Sodium ion technology is increasingly investigated as a low-cost solution for grid storage applications. Among the reported cathode materials for sodium-ion batteries, Na₃V₂(PO₄)₂FO₂ is considered as one of the most promising materials due to its high operation voltage and good cyclability. Here, the de-sodiumization process of Na₃V₂(PO₄)₂FO₂ has been systematically examined using first-principles calculations to uncover the fundamental questions at the atomic level. Four stable intermediate products during the de-sodiumization process are firstly determined based on the convex hull, and three voltage platforms are then predicted. Except for two voltage platforms (3.37 V and 3.75 V) close to the experimental values, the platform up to 5.28 V exceeds the stability window (4.8 V) of a typical electrolyte, which was not observed experimentally.
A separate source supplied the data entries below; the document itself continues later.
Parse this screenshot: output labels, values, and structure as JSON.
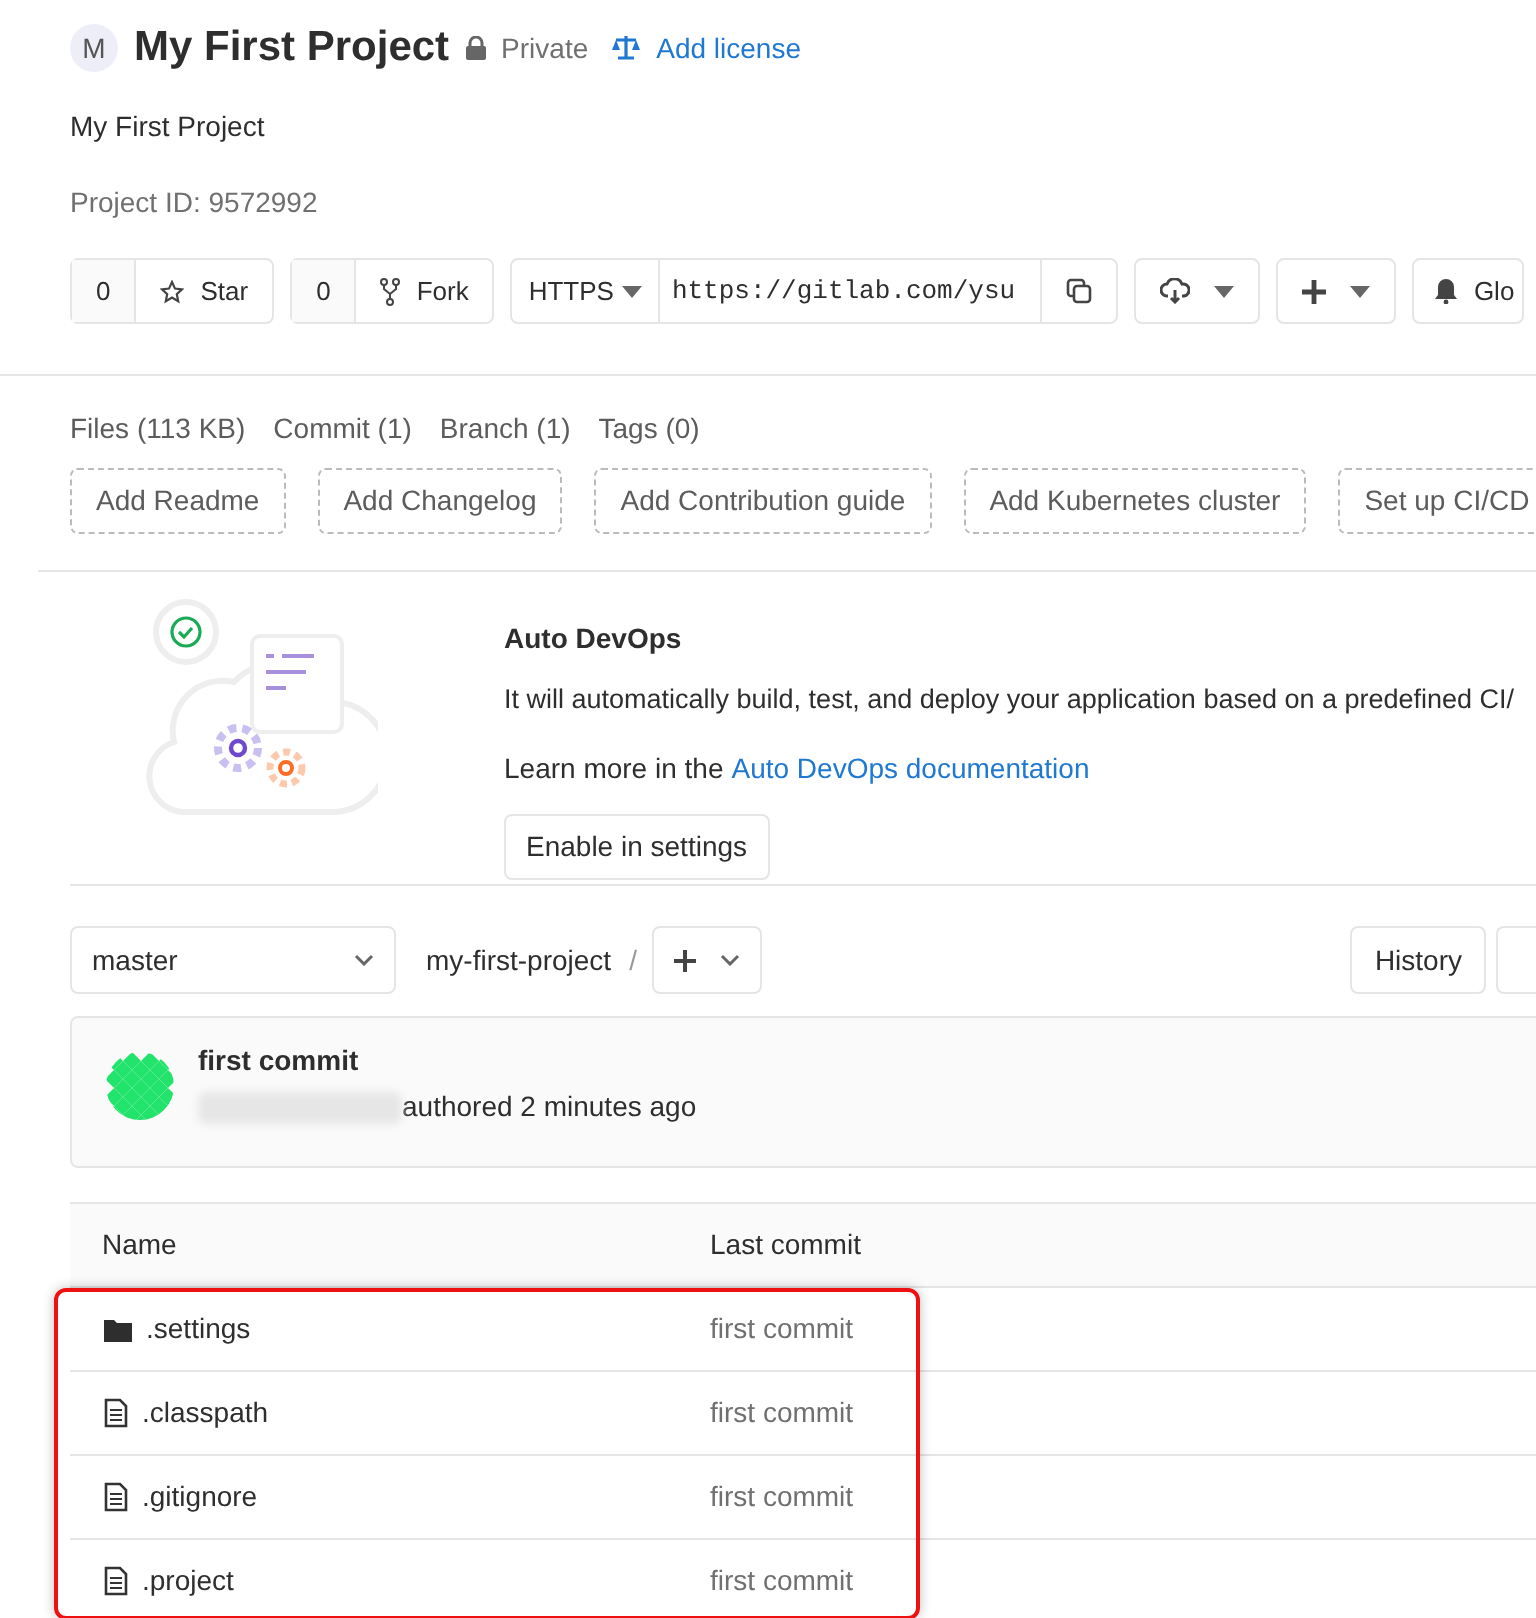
{
  "project": {
    "avatar_letter": "M",
    "title": "My First Project",
    "visibility": "Private",
    "license_link": "Add license",
    "description": "My First Project",
    "project_id": "Project ID: 9572992"
  },
  "actions": {
    "star": {
      "count": "0",
      "label": "Star"
    },
    "fork": {
      "count": "0",
      "label": "Fork"
    },
    "clone": {
      "protocol": "HTTPS",
      "url": "https://gitlab.com/ysu"
    },
    "notification": {
      "label": "Glo"
    }
  },
  "stats": [
    "Files (113 KB)",
    "Commit (1)",
    "Branch (1)",
    "Tags (0)"
  ],
  "quick_actions": [
    "Add Readme",
    "Add Changelog",
    "Add Contribution guide",
    "Add Kubernetes cluster",
    "Set up CI/CD"
  ],
  "auto_devops": {
    "title": "Auto DevOps",
    "description": "It will automatically build, test, and deploy your application based on a predefined CI/",
    "learn_more": "Learn more in the ",
    "link": "Auto DevOps documentation",
    "button": "Enable in settings"
  },
  "repo_bar": {
    "branch": "master",
    "path": "my-first-project",
    "separator": "/",
    "history": "History"
  },
  "last_commit": {
    "title": "first commit",
    "authored": "authored 2 minutes ago"
  },
  "table": {
    "columns": [
      "Name",
      "Last commit"
    ],
    "rows": [
      {
        "kind": "folder",
        "name": ".settings",
        "last_commit": "first commit",
        "highlighted": true
      },
      {
        "kind": "file",
        "name": ".classpath",
        "last_commit": "first commit",
        "highlighted": true
      },
      {
        "kind": "file",
        "name": ".gitignore",
        "last_commit": "first commit",
        "highlighted": true
      },
      {
        "kind": "file",
        "name": ".project",
        "last_commit": "first commit",
        "highlighted": true
      }
    ]
  }
}
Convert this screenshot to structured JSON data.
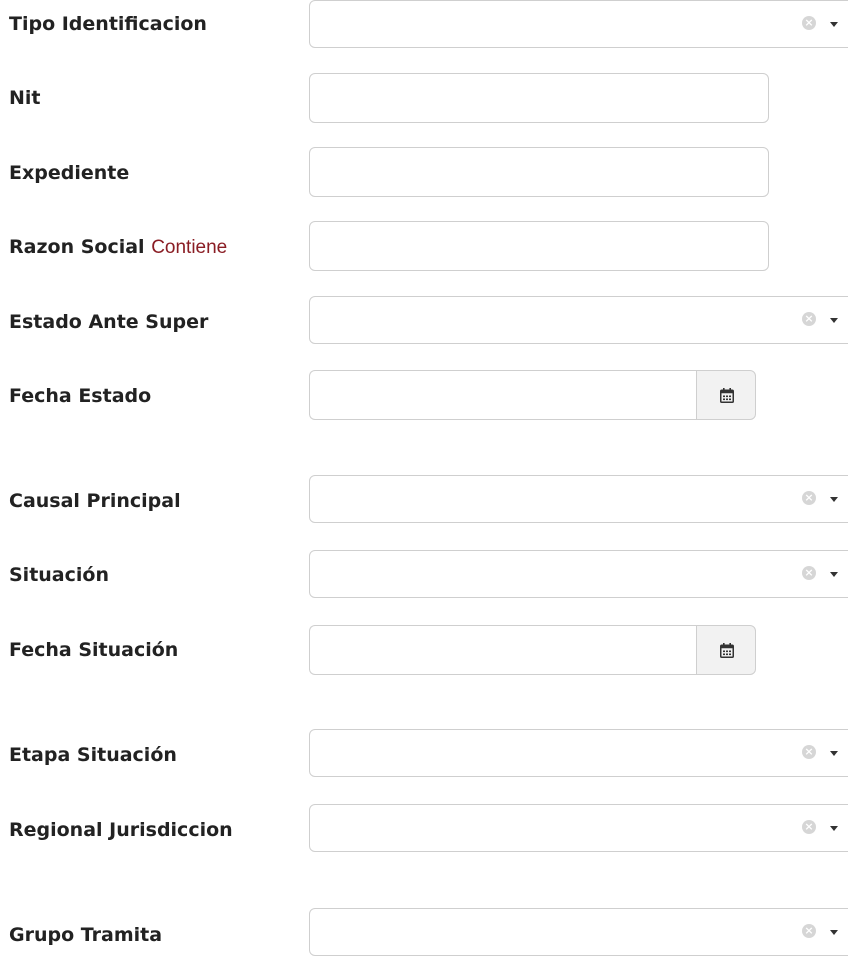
{
  "form": {
    "tipo_identificacion": {
      "label": "Tipo Identificacion",
      "value": "",
      "clear_icon": "clear-circle-icon",
      "caret_icon": "caret-down-icon"
    },
    "nit": {
      "label": "Nit",
      "value": "",
      "placeholder": ""
    },
    "expediente": {
      "label": "Expediente",
      "value": "",
      "placeholder": ""
    },
    "razon_social": {
      "label": "Razon Social",
      "hint": "Contiene",
      "value": "",
      "placeholder": ""
    },
    "estado_ante_super": {
      "label": "Estado Ante Super",
      "value": ""
    },
    "fecha_estado": {
      "label": "Fecha Estado",
      "value": "",
      "placeholder": "",
      "icon": "calendar-icon"
    },
    "causal_principal": {
      "label": "Causal Principal",
      "value": ""
    },
    "situacion": {
      "label": "Situación",
      "value": ""
    },
    "fecha_situacion": {
      "label": "Fecha Situación",
      "value": "",
      "placeholder": "",
      "icon": "calendar-icon"
    },
    "etapa_situacion": {
      "label": "Etapa Situación",
      "value": ""
    },
    "regional_jurisdiccion": {
      "label": "Regional Jurisdiccion",
      "value": ""
    },
    "grupo_tramita": {
      "label": "Grupo Tramita",
      "value": ""
    }
  },
  "colors": {
    "label": "#222222",
    "hint": "#8a1d24",
    "border": "#cfcfcf",
    "addon_bg": "#f2f2f2",
    "clear_icon": "#d6d6d6"
  }
}
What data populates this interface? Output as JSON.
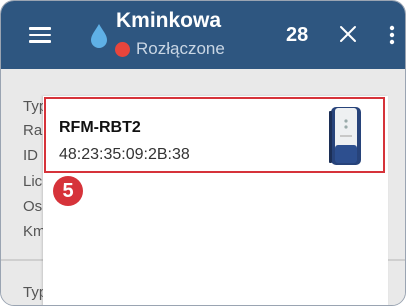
{
  "appbar": {
    "title": "Kminkowa",
    "status": "Rozłączone",
    "count": "28",
    "icons": [
      "menu-icon",
      "water-drop-icon",
      "close-icon",
      "more-vert-icon"
    ],
    "colors": {
      "bar": "#2e5680",
      "status_dot": "#e8453c"
    }
  },
  "background": {
    "labels": [
      "Typ",
      "Ra",
      "ID",
      "Lic",
      "Os",
      "Km",
      "Typ"
    ]
  },
  "dialog": {
    "devices": [
      {
        "name": "RFM-RBT2",
        "mac": "48:23:35:09:2B:38",
        "icon": "bluetooth-device-image"
      }
    ],
    "step_badge": "5",
    "highlight_color": "#d6333a"
  }
}
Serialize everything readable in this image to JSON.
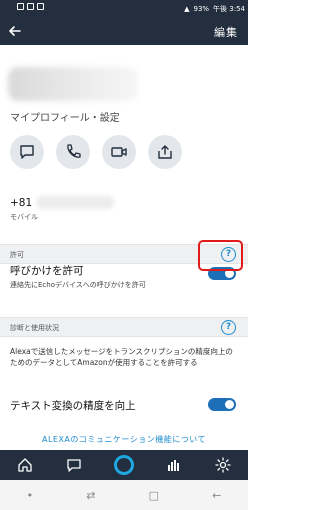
{
  "status_bar": {
    "battery": "93%",
    "time": "午後 3:54"
  },
  "app_bar": {
    "edit_label": "編集"
  },
  "profile": {
    "settings_link": "マイプロフィール・設定"
  },
  "actions": [
    "message-icon",
    "phone-icon",
    "video-icon",
    "drop-in-icon"
  ],
  "contact": {
    "phone_prefix": "+81",
    "phone_type": "モバイル"
  },
  "permission_section": {
    "header": "許可",
    "help": "?",
    "setting_title": "呼びかけを許可",
    "setting_desc": "連絡先にEchoデバイスへの呼びかけを許可",
    "enabled": true
  },
  "diagnostics_section": {
    "header": "診断と使用状況",
    "help": "?",
    "description": "Alexaで送信したメッセージをトランスクリプションの精度向上のためのデータとしてAmazonが使用することを許可する",
    "setting_title": "テキスト変換の精度を向上",
    "enabled": true
  },
  "footer_link": "ALEXAのコミュニケーション機能について",
  "bottom_nav": [
    "home-icon",
    "communicate-icon",
    "alexa-icon",
    "play-icon",
    "settings-icon"
  ],
  "system_nav": {
    "recent": "•",
    "back_arrow": "←",
    "home": "□",
    "swap": "⇄"
  },
  "colors": {
    "header_bg": "#232f3e",
    "accent": "#1d8ccf",
    "toggle_on": "#1d6fb8",
    "highlight": "#e01b1b"
  }
}
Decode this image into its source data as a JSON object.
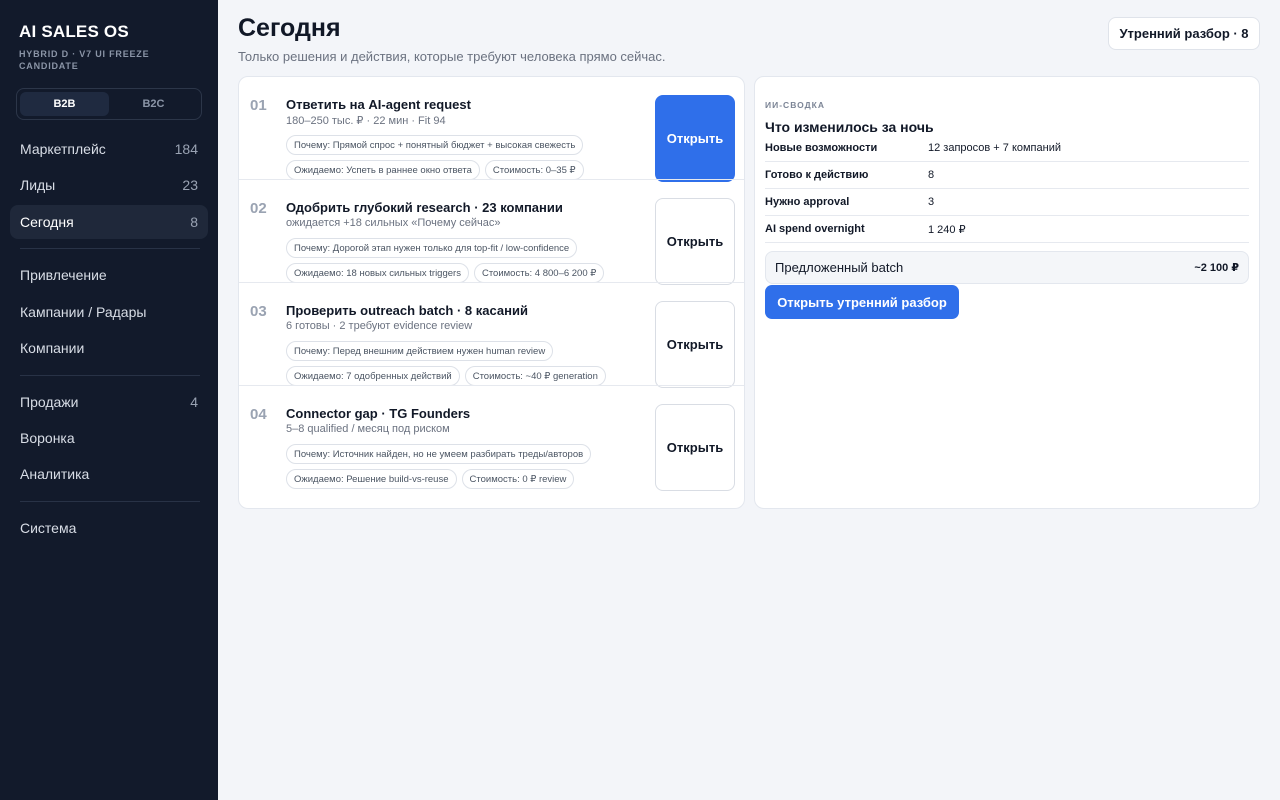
{
  "sidebar": {
    "brand": "AI SALES OS",
    "brand_sub": "HYBRID D · v7 UI FREEZE CANDIDATE",
    "segments": [
      {
        "label": "B2B",
        "active": true
      },
      {
        "label": "B2C",
        "active": false
      }
    ],
    "groups": [
      [
        {
          "label": "Маркетплейс",
          "count": "184"
        },
        {
          "label": "Лиды",
          "count": "23"
        },
        {
          "label": "Сегодня",
          "count": "8"
        }
      ],
      [
        {
          "label": "Привлечение",
          "count": ""
        },
        {
          "label": "Кампании / Радары",
          "count": ""
        },
        {
          "label": "Компании",
          "count": ""
        }
      ],
      [
        {
          "label": "Продажи",
          "count": "4"
        },
        {
          "label": "Воронка",
          "count": ""
        },
        {
          "label": "Аналитика",
          "count": ""
        }
      ],
      [
        {
          "label": "Система",
          "count": ""
        }
      ]
    ]
  },
  "header": {
    "title": "Сегодня",
    "subtitle": "Только решения и действия, которые требуют человека прямо сейчас.",
    "morning_button": "Утренний разбор · 8"
  },
  "tasks": [
    {
      "num": "01",
      "title": "Ответить на AI-agent request",
      "meta": "180–250 тыс. ₽ · 22 мин · Fit 94",
      "chips_row1": [
        "Почему: Прямой спрос + понятный бюджет + высокая свежесть"
      ],
      "chips_row2": [
        "Ожидаемо: Успеть в раннее окно ответа",
        "Стоимость: 0–35 ₽"
      ],
      "button": "Открыть",
      "primary": true
    },
    {
      "num": "02",
      "title": "Одобрить глубокий research · 23 компании",
      "meta": "ожидается +18 сильных «Почему сейчас»",
      "chips_row1": [
        "Почему: Дорогой этап нужен только для top-fit / low-confidence"
      ],
      "chips_row2": [
        "Ожидаемо: 18 новых сильных triggers",
        "Стоимость: 4 800–6 200 ₽"
      ],
      "button": "Открыть",
      "primary": false
    },
    {
      "num": "03",
      "title": "Проверить outreach batch · 8 касаний",
      "meta": "6 готовы · 2 требуют evidence review",
      "chips_row1": [
        "Почему: Перед внешним действием нужен human review"
      ],
      "chips_row2": [
        "Ожидаемо: 7 одобренных действий",
        "Стоимость: ~40 ₽ generation"
      ],
      "button": "Открыть",
      "primary": false
    },
    {
      "num": "04",
      "title": "Connector gap · TG Founders",
      "meta": "5–8 qualified / месяц под риском",
      "chips_row1": [
        "Почему: Источник найден, но не умеем разбирать треды/авторов"
      ],
      "chips_row2": [
        "Ожидаемо: Решение build-vs-reuse",
        "Стоимость: 0 ₽ review"
      ],
      "button": "Открыть",
      "primary": false
    }
  ],
  "summary": {
    "label": "ИИ-СВОДКА",
    "title": "Что изменилось за ночь",
    "rows": [
      {
        "key": "Новые возможности",
        "value": "12 запросов + 7 компаний"
      },
      {
        "key": "Готово к действию",
        "value": "8"
      },
      {
        "key": "Нужно approval",
        "value": "3"
      },
      {
        "key": "AI spend overnight",
        "value": "1 240 ₽"
      }
    ],
    "batch_label": "Предложенный batch",
    "batch_value": "~2 100 ₽",
    "open_button": "Открыть утренний разбор"
  },
  "colors": {
    "sidebar_bg": "#121a2b",
    "accent": "#2f6fea",
    "page_bg": "#f3f5f9"
  }
}
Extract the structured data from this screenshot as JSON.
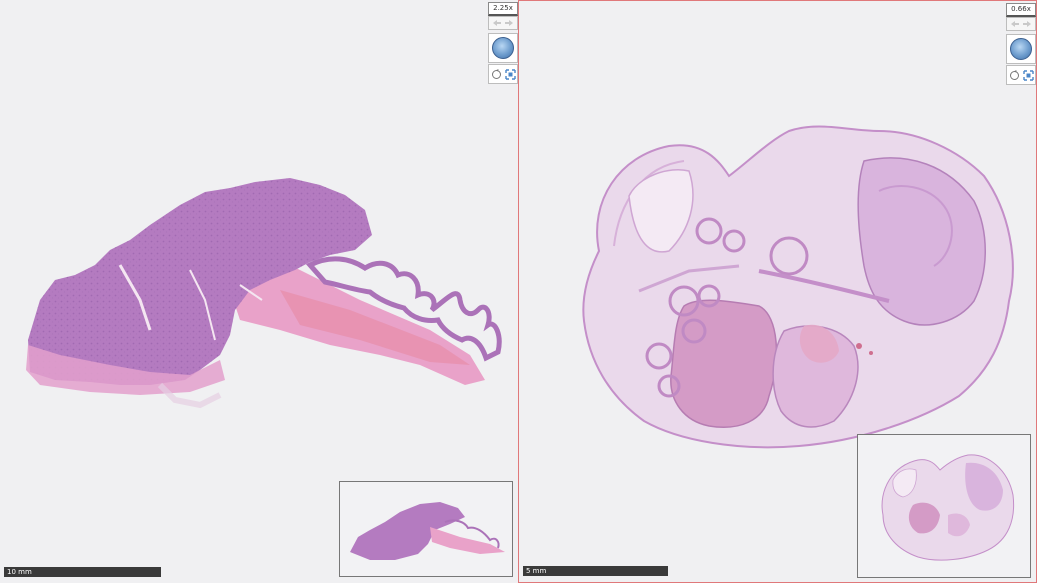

Excitingly, the change of volume is only 2% during the sodiumization process, which should be the reason for the good cycling stability of this material. Electronic structure analysis also reveals that the valence states of V ions will be changed from V⁵⁺ to V⁴⁺ during the sodiumization process, resulting in a weak Jahn–Teller distortion in VO₅F octahedra, and then making the lattice-constants asymmetrically change. More seriously, combined with a bandgap of 2.0 eV, the conduction band minimum mainly composed of V-t_2g non-bonding orbitals has strong localized characteristics, which should be the intrinsic origin of poor electron transport properties for Na_xV₂(PO₄)₂FO₂. Nonetheless, benefiting from the layer-like structure features with F-segmentation, this material has an ultrafast sodium ionic conductivity comparable to that of NASICON, with an activation energy of only 82 meV. Therefore, our results indicate that maintaining layer-like features and regulating V atoms will be important directions to improve the performance of Na_xV₂(PO₄)₂FO₂.